Developersʼ contempt for the planning system was on full display in the Town Hall at Thursdayʼs Development Control Committee meeting. One of the applications discussed was St Georgeʼs Court, a post-war neo-classical office block previously occupied by the Ministry of Defence. In order to create ʻmodern officesʼ to attract high rents and classy customers, the applicantʼs agent defended the decision to make external alterations to the façade and ʻnoseʼ of the building. The intention was to bring ʻlightʼ into what the Applicant frequently referred to as ʻthe prisonʼ.
St Georgeʼs Court lies opposite Hawksmoorʼs Church of St Georgeʼs, Bloomsbury. Colonnades on second to fourth floor level of the Bloomsbury Way elevation responded sympathetically to the colonnades of the Grade I listed church. One of the key planning requirements within a Conservation Area is the need to preserve the setting in which a heritage building stands, as much as the building itself. The Bloomsbury CAAC opposed the design of the plans put forward by London & Regional Properties in view of its insensitivity to the heritage of the surrounding streetscape.
Members of the Development Control Committee and BCAAC were utterly shocked to find that the developers had already demolished the colonnades, before planning permission had been granted, thereby completely flouting the system put in place to present such acts of vandalism. The applicant put forward the argument that they had gone ahead with the demolition, in the foregone conclusion that planning permission would be granted.
This behavior makes a complete mockery of the planning process. When an application is submitted, representatives of local residents, amenity groups and statutory bodies spend time and effort considering the impact of the development on the surrounding neighbourhood. Evidence for and against is presented to Council Members for considered debate. This is a democratic process in a democratic country. The fact a developer has wantonly vandalised an existing building prior to receiving planning permission is unacceptable. If bankers are being brought under control for manipulating the LIBOR system, then this should apply to developers too.
As planning permission for Georgeʼs Court has now been granted, it is unlikely the colonnades can be reinstated. But they should – as a matter of principle. Otherwise, it gives the green light for any developer to ignore the planning process and do what they wish to achieve their goals.
The Advisory Committeeʼs initial comment is included in the report at Para 4.2 (Page 311). St Georgeʼs Court is a familiar landmark and the architectural treatment is contextual with the area and most notably with St Georgeʼs Church Bloomsbury, which it faces across Bloomsbury Way.
The crude re-ordering of the existing double height stone clad base stories would unbalance the carefully proportioned existing design, which has a traditional tripartite arrangement of BASE MIDDLE TOP. This feature alone enables it to respond to the surrounding traditional townscape.
The existing satisfactory scale relationships between the fenestration of the plinth base and the much smaller windows immediately above would be destroyed by the creation of crude double height openings, entirely inappropriate for this building and the area.

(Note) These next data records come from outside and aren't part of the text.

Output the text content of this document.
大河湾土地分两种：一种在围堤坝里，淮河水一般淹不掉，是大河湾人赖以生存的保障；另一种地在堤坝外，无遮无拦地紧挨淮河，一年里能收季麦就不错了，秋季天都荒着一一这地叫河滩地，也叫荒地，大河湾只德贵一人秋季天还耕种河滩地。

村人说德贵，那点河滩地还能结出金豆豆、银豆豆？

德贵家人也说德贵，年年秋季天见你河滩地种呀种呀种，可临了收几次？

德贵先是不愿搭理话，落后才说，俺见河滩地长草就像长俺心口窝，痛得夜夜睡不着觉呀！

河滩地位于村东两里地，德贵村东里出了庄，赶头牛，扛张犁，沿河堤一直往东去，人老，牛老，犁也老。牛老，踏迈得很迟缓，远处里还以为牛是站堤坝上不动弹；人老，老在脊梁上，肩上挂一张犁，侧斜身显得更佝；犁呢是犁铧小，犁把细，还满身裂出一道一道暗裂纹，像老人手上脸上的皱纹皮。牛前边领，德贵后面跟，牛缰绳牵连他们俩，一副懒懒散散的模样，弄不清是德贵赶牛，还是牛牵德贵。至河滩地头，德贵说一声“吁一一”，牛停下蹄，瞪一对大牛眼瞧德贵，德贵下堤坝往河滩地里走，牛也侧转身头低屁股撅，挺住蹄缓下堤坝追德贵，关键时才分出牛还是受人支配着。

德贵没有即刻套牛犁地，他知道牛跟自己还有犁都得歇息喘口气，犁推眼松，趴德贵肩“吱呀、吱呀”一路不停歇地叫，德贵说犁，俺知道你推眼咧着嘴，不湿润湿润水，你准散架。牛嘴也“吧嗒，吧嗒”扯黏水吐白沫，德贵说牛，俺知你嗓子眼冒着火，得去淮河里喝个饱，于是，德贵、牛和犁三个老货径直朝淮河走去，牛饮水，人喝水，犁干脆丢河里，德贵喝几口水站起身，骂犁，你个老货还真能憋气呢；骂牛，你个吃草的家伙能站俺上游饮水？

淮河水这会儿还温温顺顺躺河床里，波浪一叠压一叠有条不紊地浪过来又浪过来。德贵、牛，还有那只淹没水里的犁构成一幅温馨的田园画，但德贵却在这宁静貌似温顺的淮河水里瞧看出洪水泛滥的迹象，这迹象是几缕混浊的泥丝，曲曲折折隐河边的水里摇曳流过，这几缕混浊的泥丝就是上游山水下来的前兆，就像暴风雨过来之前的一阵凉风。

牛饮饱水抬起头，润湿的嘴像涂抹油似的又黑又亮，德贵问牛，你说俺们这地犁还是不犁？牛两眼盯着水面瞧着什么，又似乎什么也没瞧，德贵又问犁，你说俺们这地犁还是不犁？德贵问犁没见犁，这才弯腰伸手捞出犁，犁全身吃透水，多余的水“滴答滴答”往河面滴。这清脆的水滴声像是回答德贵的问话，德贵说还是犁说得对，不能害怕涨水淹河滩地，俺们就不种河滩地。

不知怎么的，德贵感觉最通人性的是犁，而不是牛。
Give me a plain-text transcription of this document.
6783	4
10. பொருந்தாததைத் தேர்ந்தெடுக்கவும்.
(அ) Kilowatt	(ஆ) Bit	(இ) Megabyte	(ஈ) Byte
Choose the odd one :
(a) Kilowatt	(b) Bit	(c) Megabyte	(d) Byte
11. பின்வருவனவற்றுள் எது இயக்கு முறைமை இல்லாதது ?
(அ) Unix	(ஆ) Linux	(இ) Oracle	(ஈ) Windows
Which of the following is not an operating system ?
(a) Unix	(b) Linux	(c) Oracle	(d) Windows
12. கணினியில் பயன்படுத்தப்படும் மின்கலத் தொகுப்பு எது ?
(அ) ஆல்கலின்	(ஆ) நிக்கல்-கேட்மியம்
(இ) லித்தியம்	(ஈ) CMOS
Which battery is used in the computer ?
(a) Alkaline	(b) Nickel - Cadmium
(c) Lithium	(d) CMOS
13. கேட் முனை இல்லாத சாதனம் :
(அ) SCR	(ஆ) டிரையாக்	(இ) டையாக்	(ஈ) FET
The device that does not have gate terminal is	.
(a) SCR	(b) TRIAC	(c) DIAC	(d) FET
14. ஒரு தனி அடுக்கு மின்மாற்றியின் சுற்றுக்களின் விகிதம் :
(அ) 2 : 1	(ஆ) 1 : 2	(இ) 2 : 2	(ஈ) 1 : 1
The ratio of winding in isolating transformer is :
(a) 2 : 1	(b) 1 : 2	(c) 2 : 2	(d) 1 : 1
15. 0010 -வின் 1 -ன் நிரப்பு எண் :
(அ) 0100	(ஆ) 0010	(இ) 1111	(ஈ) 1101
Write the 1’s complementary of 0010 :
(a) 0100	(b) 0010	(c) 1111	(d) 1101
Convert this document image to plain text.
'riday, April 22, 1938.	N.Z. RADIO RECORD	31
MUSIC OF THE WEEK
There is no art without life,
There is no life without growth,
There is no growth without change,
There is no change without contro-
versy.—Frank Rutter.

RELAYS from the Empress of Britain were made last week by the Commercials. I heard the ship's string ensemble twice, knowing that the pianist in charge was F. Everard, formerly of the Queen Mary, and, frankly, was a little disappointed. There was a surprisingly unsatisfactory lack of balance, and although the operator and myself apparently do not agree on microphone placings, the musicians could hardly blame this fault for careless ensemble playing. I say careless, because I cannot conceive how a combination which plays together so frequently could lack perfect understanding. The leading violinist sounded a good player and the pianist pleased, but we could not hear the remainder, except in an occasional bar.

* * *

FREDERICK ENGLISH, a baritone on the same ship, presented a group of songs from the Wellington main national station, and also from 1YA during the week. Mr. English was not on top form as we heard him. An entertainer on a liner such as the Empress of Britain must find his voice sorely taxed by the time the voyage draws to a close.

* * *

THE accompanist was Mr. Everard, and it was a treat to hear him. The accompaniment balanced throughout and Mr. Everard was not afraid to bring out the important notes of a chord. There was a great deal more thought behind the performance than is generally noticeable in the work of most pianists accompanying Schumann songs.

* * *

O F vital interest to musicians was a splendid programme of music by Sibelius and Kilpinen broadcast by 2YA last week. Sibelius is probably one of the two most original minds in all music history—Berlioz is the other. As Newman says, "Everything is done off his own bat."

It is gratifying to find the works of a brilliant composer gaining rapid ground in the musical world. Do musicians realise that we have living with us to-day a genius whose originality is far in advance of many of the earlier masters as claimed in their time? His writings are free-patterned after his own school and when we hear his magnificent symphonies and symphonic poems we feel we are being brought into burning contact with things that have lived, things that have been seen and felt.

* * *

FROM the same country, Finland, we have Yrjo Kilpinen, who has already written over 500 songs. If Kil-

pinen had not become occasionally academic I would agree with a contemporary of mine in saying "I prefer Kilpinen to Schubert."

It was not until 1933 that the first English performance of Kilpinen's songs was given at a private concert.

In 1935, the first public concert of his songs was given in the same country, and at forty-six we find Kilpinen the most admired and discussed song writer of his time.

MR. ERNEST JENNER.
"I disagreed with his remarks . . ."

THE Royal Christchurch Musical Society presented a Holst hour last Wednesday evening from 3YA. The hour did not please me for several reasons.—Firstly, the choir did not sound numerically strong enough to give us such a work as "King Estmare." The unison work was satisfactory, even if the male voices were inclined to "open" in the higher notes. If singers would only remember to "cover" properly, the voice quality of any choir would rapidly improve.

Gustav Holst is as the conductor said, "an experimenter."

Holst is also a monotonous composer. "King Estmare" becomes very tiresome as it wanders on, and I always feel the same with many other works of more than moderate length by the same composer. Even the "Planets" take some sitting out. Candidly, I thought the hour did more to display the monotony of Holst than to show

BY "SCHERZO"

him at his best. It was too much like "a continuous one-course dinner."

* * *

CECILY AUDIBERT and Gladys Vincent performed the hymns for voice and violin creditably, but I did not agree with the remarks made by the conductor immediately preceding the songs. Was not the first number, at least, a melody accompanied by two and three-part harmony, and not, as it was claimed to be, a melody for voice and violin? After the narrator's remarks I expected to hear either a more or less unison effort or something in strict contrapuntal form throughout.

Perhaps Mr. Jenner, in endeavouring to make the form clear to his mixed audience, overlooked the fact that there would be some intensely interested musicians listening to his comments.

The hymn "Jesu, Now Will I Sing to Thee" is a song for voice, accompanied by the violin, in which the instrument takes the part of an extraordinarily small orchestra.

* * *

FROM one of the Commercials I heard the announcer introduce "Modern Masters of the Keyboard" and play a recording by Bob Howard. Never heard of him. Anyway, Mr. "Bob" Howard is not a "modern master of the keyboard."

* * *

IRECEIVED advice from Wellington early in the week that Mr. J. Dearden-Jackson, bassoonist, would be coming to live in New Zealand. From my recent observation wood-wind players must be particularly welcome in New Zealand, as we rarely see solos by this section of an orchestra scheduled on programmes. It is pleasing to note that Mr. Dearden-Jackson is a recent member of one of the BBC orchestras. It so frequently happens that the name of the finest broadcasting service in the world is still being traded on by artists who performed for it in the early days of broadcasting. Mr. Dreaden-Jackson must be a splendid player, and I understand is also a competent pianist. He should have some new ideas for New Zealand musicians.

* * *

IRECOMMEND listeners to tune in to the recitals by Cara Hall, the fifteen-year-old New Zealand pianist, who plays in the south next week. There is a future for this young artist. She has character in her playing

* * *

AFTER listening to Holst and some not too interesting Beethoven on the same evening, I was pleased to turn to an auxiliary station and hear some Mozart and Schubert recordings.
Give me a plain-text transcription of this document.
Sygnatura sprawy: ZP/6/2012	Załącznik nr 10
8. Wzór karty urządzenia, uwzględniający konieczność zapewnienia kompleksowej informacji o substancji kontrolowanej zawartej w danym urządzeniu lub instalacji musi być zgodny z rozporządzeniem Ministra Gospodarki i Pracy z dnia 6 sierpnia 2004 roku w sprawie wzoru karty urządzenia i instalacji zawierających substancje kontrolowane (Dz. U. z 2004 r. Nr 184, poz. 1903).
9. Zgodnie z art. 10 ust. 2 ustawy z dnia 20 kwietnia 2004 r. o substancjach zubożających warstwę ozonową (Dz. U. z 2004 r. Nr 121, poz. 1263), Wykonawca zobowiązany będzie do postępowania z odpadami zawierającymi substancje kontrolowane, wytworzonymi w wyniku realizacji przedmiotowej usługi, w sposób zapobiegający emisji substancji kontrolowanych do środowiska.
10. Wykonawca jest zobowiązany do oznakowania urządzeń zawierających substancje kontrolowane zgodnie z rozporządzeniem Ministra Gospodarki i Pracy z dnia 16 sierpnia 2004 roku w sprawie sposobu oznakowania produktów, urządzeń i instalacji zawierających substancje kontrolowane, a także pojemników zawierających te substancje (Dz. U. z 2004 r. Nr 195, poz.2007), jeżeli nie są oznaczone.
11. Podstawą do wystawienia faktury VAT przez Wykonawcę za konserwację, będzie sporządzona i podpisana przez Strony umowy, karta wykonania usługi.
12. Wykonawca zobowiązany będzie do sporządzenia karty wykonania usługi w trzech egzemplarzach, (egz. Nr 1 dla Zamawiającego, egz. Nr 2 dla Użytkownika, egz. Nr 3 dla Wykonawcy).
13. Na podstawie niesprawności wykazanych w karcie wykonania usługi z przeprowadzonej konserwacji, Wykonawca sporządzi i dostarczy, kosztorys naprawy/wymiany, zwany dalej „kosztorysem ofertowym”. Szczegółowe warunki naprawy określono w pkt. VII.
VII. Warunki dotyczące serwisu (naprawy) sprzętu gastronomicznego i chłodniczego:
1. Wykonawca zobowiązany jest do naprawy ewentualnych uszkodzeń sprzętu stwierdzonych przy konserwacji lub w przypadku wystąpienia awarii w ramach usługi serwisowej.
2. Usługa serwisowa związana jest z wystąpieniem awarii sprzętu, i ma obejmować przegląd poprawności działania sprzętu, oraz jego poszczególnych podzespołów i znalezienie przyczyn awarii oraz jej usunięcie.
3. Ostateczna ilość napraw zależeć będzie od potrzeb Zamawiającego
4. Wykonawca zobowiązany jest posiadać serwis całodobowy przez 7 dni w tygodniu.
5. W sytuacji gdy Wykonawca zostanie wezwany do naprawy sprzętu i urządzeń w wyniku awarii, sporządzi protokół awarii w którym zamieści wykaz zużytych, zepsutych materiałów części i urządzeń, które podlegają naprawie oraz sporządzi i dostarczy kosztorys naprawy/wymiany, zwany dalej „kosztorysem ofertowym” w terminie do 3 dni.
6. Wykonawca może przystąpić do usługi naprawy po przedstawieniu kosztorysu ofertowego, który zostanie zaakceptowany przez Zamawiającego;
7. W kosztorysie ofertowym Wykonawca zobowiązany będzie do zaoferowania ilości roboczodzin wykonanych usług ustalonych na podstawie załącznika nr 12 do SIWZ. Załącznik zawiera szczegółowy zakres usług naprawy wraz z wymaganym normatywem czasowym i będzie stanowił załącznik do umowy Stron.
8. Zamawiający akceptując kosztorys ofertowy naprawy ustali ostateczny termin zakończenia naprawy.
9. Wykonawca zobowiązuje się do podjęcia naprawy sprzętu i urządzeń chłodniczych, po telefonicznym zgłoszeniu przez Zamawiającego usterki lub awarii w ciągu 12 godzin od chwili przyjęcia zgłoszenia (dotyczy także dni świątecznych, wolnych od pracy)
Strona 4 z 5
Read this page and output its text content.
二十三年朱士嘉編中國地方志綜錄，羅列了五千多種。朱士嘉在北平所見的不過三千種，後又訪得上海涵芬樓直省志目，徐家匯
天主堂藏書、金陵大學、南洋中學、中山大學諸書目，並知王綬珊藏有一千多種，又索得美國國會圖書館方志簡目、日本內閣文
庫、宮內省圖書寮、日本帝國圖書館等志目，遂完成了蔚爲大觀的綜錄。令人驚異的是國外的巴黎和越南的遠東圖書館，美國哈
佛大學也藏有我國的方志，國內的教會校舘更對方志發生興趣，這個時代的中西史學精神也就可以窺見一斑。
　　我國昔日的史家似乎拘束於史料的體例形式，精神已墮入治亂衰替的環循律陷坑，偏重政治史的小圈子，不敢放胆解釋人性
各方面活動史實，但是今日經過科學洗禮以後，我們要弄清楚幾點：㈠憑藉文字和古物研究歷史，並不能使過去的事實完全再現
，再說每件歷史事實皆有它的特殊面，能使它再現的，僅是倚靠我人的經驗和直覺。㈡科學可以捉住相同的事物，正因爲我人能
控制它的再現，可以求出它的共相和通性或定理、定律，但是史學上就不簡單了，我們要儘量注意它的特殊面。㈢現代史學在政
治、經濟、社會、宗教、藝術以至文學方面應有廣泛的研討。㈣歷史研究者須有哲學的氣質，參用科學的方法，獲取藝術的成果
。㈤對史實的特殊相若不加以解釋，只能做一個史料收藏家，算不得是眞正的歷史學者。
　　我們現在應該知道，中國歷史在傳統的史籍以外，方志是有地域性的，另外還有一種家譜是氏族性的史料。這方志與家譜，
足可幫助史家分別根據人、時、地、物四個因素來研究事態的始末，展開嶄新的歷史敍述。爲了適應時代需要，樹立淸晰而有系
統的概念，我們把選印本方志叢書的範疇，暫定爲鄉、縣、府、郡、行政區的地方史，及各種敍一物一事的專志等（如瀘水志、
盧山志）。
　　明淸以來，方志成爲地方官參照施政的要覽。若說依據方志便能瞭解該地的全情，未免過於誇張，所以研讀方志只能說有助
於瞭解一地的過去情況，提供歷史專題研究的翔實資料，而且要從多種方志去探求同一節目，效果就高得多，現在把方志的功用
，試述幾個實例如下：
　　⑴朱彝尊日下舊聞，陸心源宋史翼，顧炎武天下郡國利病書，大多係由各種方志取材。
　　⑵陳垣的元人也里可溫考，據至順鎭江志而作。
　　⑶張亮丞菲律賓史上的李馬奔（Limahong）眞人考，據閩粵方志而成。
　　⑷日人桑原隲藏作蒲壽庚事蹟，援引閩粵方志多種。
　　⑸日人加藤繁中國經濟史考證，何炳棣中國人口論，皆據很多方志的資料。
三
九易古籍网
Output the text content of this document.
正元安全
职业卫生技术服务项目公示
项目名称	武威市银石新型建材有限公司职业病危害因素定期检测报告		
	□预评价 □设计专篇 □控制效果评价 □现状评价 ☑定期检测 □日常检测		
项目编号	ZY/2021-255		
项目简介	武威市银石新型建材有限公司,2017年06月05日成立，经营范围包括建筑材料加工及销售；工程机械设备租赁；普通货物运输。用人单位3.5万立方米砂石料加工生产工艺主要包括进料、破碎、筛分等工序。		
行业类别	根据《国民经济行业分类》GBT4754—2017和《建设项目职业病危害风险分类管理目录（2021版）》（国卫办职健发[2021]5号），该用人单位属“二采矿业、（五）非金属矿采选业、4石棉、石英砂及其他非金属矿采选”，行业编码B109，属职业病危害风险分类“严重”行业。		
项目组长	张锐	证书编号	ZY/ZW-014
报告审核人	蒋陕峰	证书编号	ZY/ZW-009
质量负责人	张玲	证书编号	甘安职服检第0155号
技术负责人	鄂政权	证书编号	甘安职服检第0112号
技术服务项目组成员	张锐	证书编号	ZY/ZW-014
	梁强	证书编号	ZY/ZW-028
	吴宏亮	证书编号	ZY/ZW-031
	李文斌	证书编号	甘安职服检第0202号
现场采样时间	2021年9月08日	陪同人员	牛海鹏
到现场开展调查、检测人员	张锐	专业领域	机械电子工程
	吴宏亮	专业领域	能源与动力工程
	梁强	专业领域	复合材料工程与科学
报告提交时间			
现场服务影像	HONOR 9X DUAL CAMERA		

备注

The removal of the stylish colonnades, which echo the portico on the Church, would be vandalism of the most thoughtless kind. These have a useful role in partially screening the recent large and uncharacteristic areas of standard glass walls. The proposal to extend, what is already a bulky building, in a matching design would also unbalance and disfigure the buildingʼs appearance.
Accordingly, BCAAC strongly urges the council to reject these alterations and extensions as
1. being seriously harmful to the architectural integrity of the existing building, which makes a positive contribution to the character and appearance of the conservation area.
2. they would neither preserve or enhance the building, the conservation area or preserve the setting of the church, which is one of the most distinguished historic buildings in Camden.